I'm reading this document about how to compile C/C++ code using the Intel C++ compiler and AVX512 support on a Intel Knights Landing.

However, I'm a little bit confused about this part:

-xMIC-AVX512: use this option to generate AVX-512F, AVX-512CD, AVX-512ER and AVX-512FP.

-xCORE-AVX512: use this option to generate AVX-512F, AVX-512CD, AVX-512BW, AVX-512DQ and AVX-512VL.

For example, to generate Intel AVX-512 instructions for the Intel Xeon Phi processor x200, you should use the option –xMIC-AVX512. For example, on a Linux system

$ icc –xMIC-AVX512 application.c This compiler option is useful when you want to build a huge binary for the Intel Xeon Phi processor x200. Instead of building it on the coprocessor where it will take more time, build it on an Intel Xeon processor-based machine

My Xeon Phi KNL doesn't have a coprocessor (No need to ssh micX or to compile with the -mmic flag). However, I don't understand if it's better to use the -xMIC or -xCORE?

In second place about -ax instead of -x:

This compiler option is useful when you try to build a binary that can run on multiple platforms.

So -ax is used for cross-platform support, but is there any performance difference comapred to -x?

2
-xCORE will not work on KNL, because it doesn't support AVX-512BW, AVX-512DQ and AVX-512VL.Ilya Verbin

2 Answers

2
votes

For the first question, please use –xMIC-AVX512 if you want to compile for the Intel Xeon Phi processor x200 (aka KNL processor). Note that the phrase in the paper that you mentioned was mistyped, it should read "This compiler option is useful when you want to build a huge binary for the Intel Xeon Phi processor x200. Instead of building it on the Intel Xeon Phi processor x200 where it will take more time, build it on an Intel Xeon processor-based machine."

For the second question, there should not be a performance difference if you run the binaries on an Intel Xeon Phi processor x200. However, the size of the binary complied with -ax should be bigger than the one compiled with -x option.

2
votes

Another option from the link you provide is to build with -xCOMMON-AVX512. This is a tempting option because in my case it has all the instructions that I need and I can use the same option for both a KNL and a Sklake-AVX512 system. Since I don't build on a KNL system I cannot use -xHost (or -march=native with GCC).

However, -xCOMMON-AVX512 should NOT be used with KNL. The reason is that it generates the vzeroupper instruction (https://godbolt.org/z/PgFX55) which is not only not necessary it actually is very slow on a KNL system.

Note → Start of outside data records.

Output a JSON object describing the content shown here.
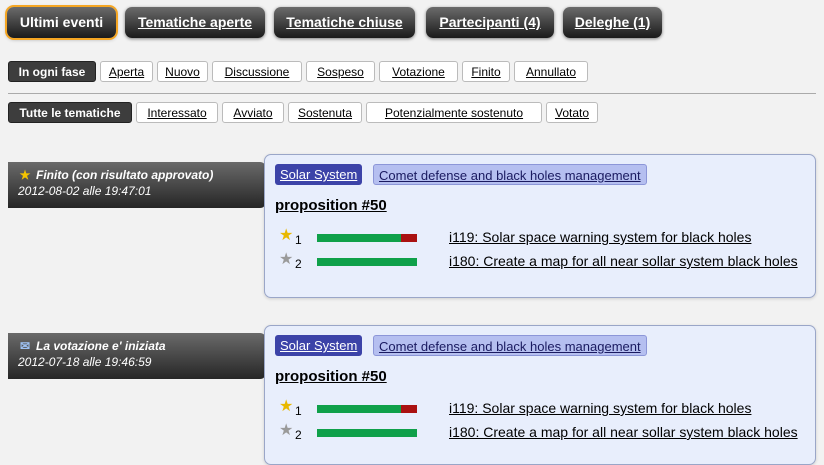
{
  "top_tabs": [
    {
      "label": "Ultimi eventi",
      "active": true
    },
    {
      "label": "Tematiche aperte",
      "active": false
    },
    {
      "label": "Tematiche chiuse",
      "active": false
    },
    {
      "label": "Partecipanti (4)",
      "active": false
    },
    {
      "label": "Deleghe (1)",
      "active": false
    }
  ],
  "phase_filters": [
    {
      "label": "In ogni fase",
      "active": true
    },
    {
      "label": "Aperta",
      "active": false
    },
    {
      "label": "Nuovo",
      "active": false
    },
    {
      "label": "Discussione",
      "active": false
    },
    {
      "label": "Sospeso",
      "active": false
    },
    {
      "label": "Votazione",
      "active": false
    },
    {
      "label": "Finito",
      "active": false
    },
    {
      "label": "Annullato",
      "active": false
    }
  ],
  "interest_filters": [
    {
      "label": "Tutte le tematiche",
      "active": true
    },
    {
      "label": "Interessato",
      "active": false
    },
    {
      "label": "Avviato",
      "active": false
    },
    {
      "label": "Sostenuta",
      "active": false
    },
    {
      "label": "Potenzialmente sostenuto",
      "active": false
    },
    {
      "label": "Votato",
      "active": false
    }
  ],
  "events": [
    {
      "icon": "star-icon",
      "title": "Finito (con risultato approvato)",
      "timestamp": "2012-08-02 alle 19:47:01",
      "area": "Solar System",
      "policy": "Comet defense and black holes management",
      "proposition": "proposition #50",
      "initiatives": [
        {
          "rank": "1",
          "winner": true,
          "support": 0.84,
          "against": 0.16,
          "label": "i119: Solar space warning system for black holes"
        },
        {
          "rank": "2",
          "winner": false,
          "support": 1.0,
          "against": 0.0,
          "label": "i180: Create a map for all near sollar system black holes"
        }
      ]
    },
    {
      "icon": "ballot-icon",
      "title": "La votazione e' iniziata",
      "timestamp": "2012-07-18 alle 19:46:59",
      "area": "Solar System",
      "policy": "Comet defense and black holes management",
      "proposition": "proposition #50",
      "initiatives": [
        {
          "rank": "1",
          "winner": true,
          "support": 0.84,
          "against": 0.16,
          "label": "i119: Solar space warning system for black holes"
        },
        {
          "rank": "2",
          "winner": false,
          "support": 1.0,
          "against": 0.0,
          "label": "i180: Create a map for all near sollar system black holes"
        }
      ]
    }
  ],
  "colors": {
    "accent": "#f5a623",
    "support": "#0fa04a",
    "against": "#aa1111",
    "area_tag": "#3c43a8",
    "policy_tag": "#b5bff0"
  }
}
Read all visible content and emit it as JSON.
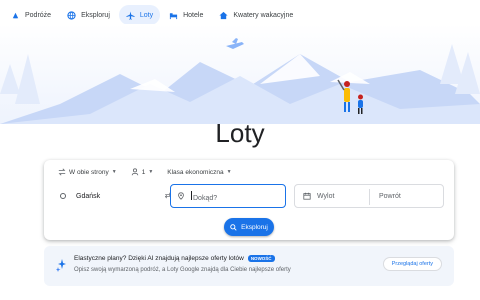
{
  "nav": {
    "items": [
      {
        "label": "Podróże",
        "icon": "travel-explore-icon",
        "active": false
      },
      {
        "label": "Eksploruj",
        "icon": "globe-icon",
        "active": false
      },
      {
        "label": "Loty",
        "icon": "airplane-icon",
        "active": true
      },
      {
        "label": "Hotele",
        "icon": "bed-icon",
        "active": false
      },
      {
        "label": "Kwatery wakacyjne",
        "icon": "house-icon",
        "active": false
      }
    ]
  },
  "page": {
    "title": "Loty"
  },
  "search": {
    "trip_type": "W obie strony",
    "passengers": "1",
    "cabin_class": "Klasa ekonomiczna",
    "from_value": "Gdańsk",
    "to_placeholder": "Dokąd?",
    "depart_placeholder": "Wylot",
    "return_placeholder": "Powrót",
    "explore_label": "Eksploruj"
  },
  "promo": {
    "title": "Elastyczne plany? Dzięki AI znajdują najlepsze oferty lotów",
    "badge": "NOWOŚĆ",
    "subtitle": "Opisz swoją wymarzoną podróż, a Loty Google znajdą dla Ciebie najlepsze oferty",
    "button_label": "Przeglądaj oferty"
  },
  "colors": {
    "accent": "#1a73e8",
    "active_chip_bg": "#e8f0fe",
    "promo_bg": "#f1f5fb",
    "hero_sky": "#c7d7f7"
  }
}
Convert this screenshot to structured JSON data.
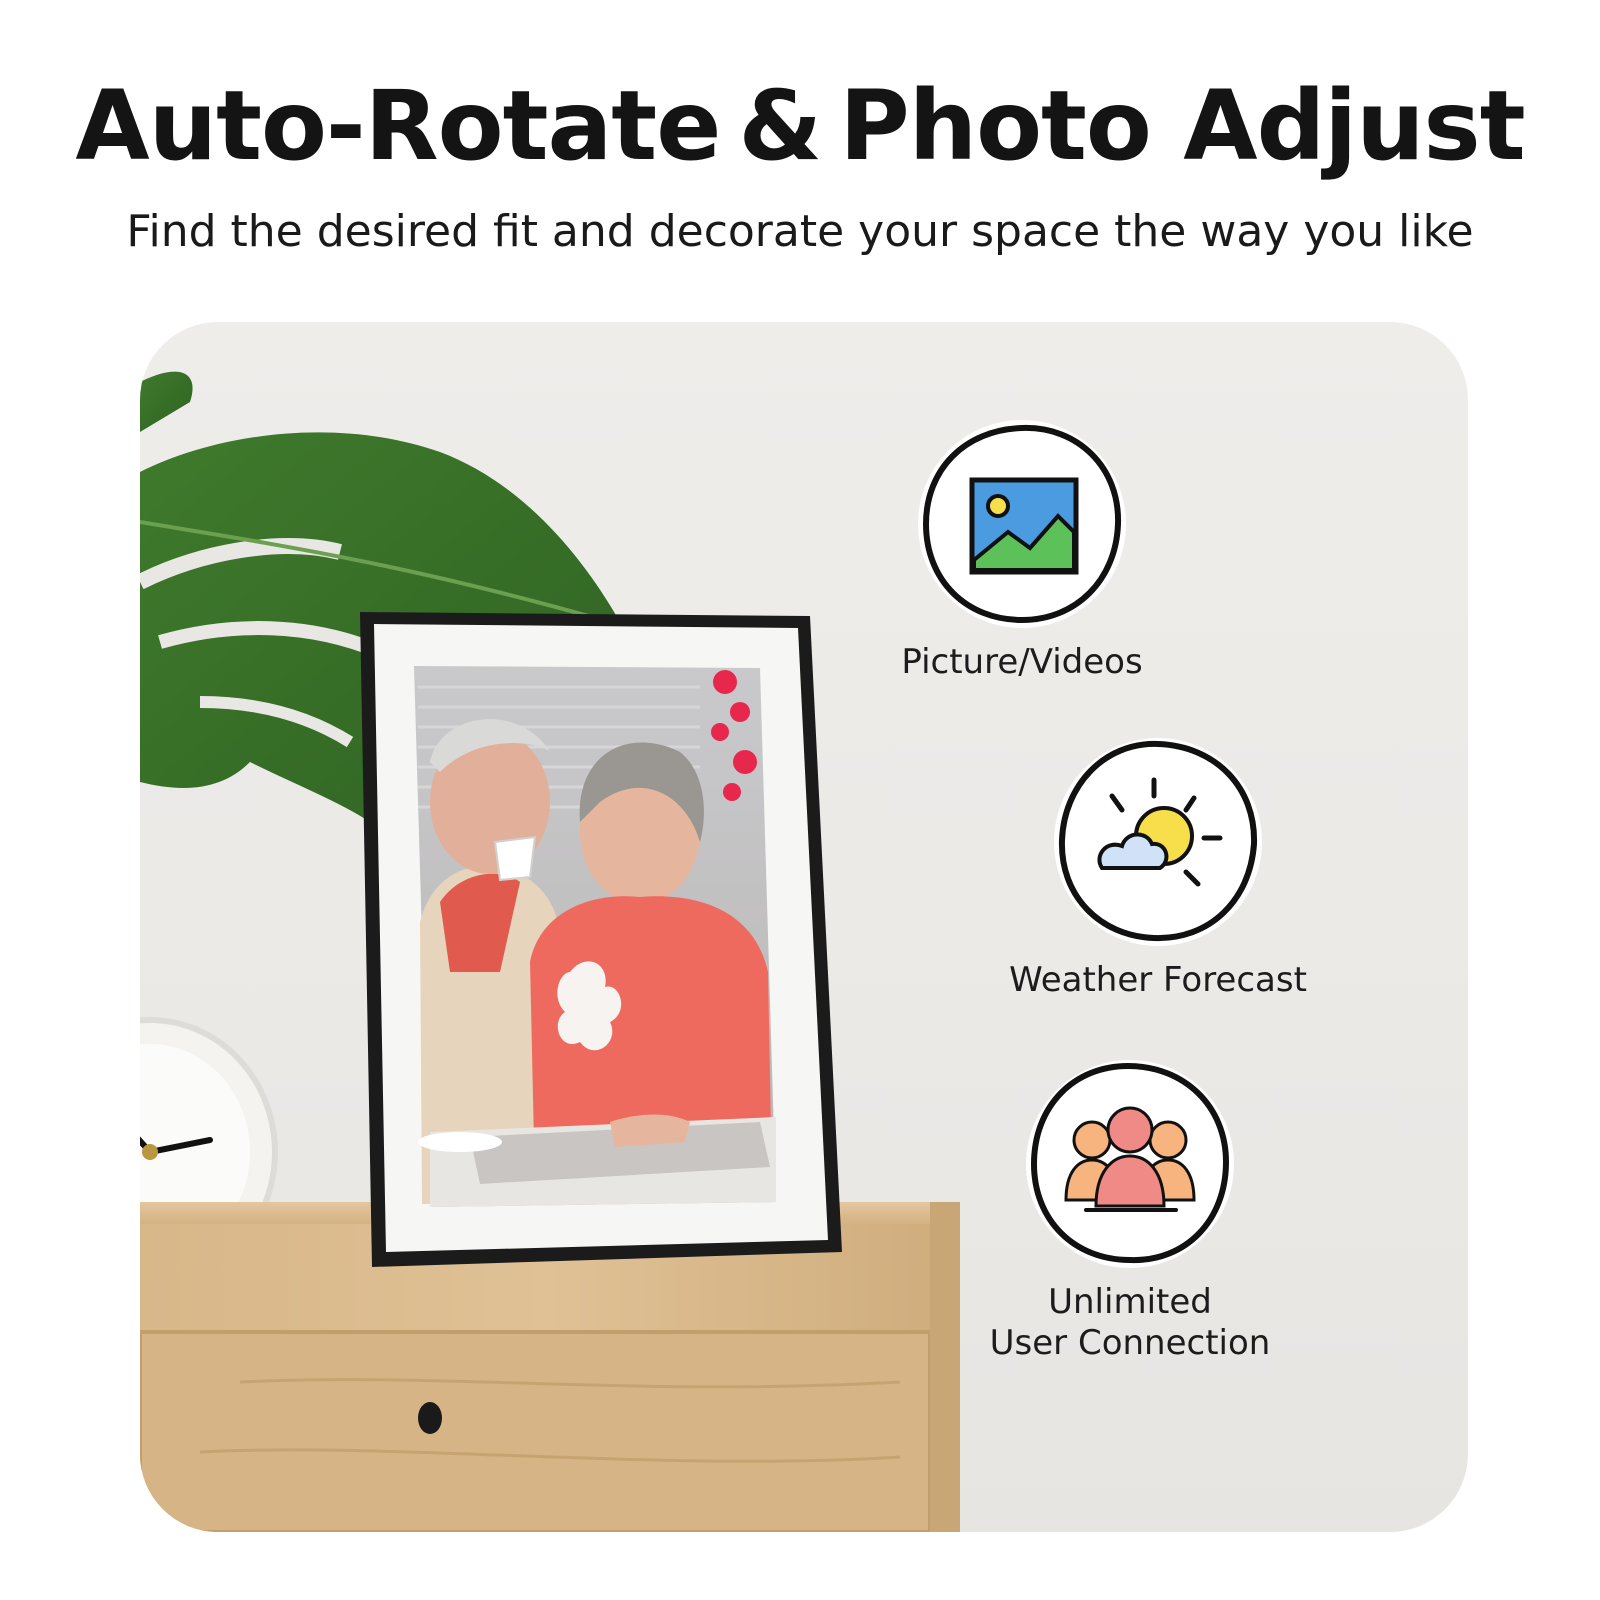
{
  "headline": "Auto-Rotate & Photo Adjust",
  "subheadline": "Find the desired fit and decorate your space the way you like",
  "features": [
    {
      "label": "Picture/Videos",
      "icon": "picture-icon"
    },
    {
      "label": "Weather Forecast",
      "icon": "weather-icon"
    },
    {
      "label_line1": "Unlimited",
      "label_line2": "User Connection",
      "icon": "users-icon"
    }
  ],
  "colors": {
    "sky": "#4a9be0",
    "grass": "#5dc15a",
    "sun": "#f6df4a",
    "cloud": "#cfe2f7",
    "people_front": "#f08a86",
    "people_back": "#f7b47e",
    "frame": "#1b1b1b",
    "wood": "#d9b98c"
  }
}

From Agner Fog's micro-architecture manual he writes in the KNL section.

The VZEROALL or VZEROUPPER instructions are not only superfluous here, they are actually harmful for the performance. A VZEROALL or VZEROUPPER instruction takes 36 clock cycles in 64 bit mode...

Therefore for a KNL system you should use -xMIC-AVX512for other systems with AVX512 you should use -xCORE-AVX512 (or -xSKYLAKE-AVX512). I use -qopt-zmm-usage=high as well.

I am not aware of a switch for ICC to disable vzeroupper once it is enabled (with GCC you can use -mno-vzeroupper).

Incidentally, by the same logic you should use -march=knl with GCC and not -mavx512f (-mavx512f -mno-vzeroupper may work if you are sure you don't need AVX512ER or AVX512PF).